The man has a point but that’s not what I want to talk about. I want to talk about the fact that the IT business seems to be centered around the English language. Don’t get me wrong, that is not bad, I think it is actually a good thing that we can speak the same language around the world. This also means that our relatively small world is much bigger than if we stuck to our own language.
In my case, that would be Dutch, on a global scale Dutch is a very small language, so the number of good Dutch speaking IT people is fairly small too. With the large number of different technologies and job descriptions in the IT world, it would be hard to find a lot of Senior VB.Net people that also happen to blog and use Structuremap at the same time ;-).
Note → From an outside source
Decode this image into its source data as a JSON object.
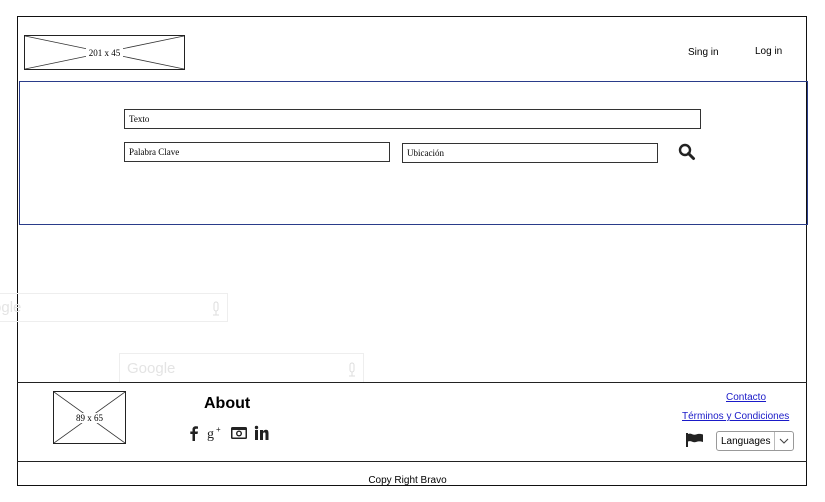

There even seems to be a very small number of them around the world if you account for all the non-Dutch-speaking people.
And that’s why people tend to use English as a main language in IT. I think it all started because BASIC was so popular and based on the English language. Even Pascal was very English based and then came SQL and many other verbose programming-languages. And us non-English speaking people adapted and learned English to better understand.
I can tell you that Microsoft tried to change the syntax to make it more human language independent. I know that in Excel 5.0 you had the option to set the VBA syntax to Dutch and program in Dutch. And that just felt weird. I don’t know if they do that anymore but it was funny and very difficult to program basic in your own language when you are used to programming Basic in English, it just felt wrong. And that is weird ;-). It felt funny because they needed to translate English keywords to Dutch keywords and sometimes the correct translations just isn’t one word in another language.
So getting to know English is a must, and it can be quit a task when you have had no formal education in English. So like Jeff, who taught himself how to type, I taught myself English. Yes, I know I’m not a hundred percent, but like Ayende Rahien (Oren Eini) used to say “Correct spelling is optional”. And he too has made plenty of progress over the years, just look at his first blogposts and the last.
So we non-English speakers have a double challenge, learning how to program the correct way and learning a language to learn how to program.
You English speaking IT-ers have an edge on us but you don’t even seem to realize it. Not that we hold that against you.
So coming back to Jeff’s post. According to Type racer (which is big fun BTW) I do 39 wpm in English. which isn’t that bad. I’m pretty sure I do much better in Dutch since I have to think less about correct spelling (meaning I don’t have to read some words four times before I understand them).
And yes we now have built-in spellcheckers for everything. And all spellcheckers work for English (most variants) so use them.
So for us non-English speaking programmers, I would change Jeff’s quote:
So if you want to become a great programmer, start by becoming a great typist.
So if you want to become a great programmer, start by learning English and then becoming a great typist.
PS: Try Type Racer It’s big fun and seems to help me learn to spell better, so now I only have to learn how to write great stories like Jeff does ;-).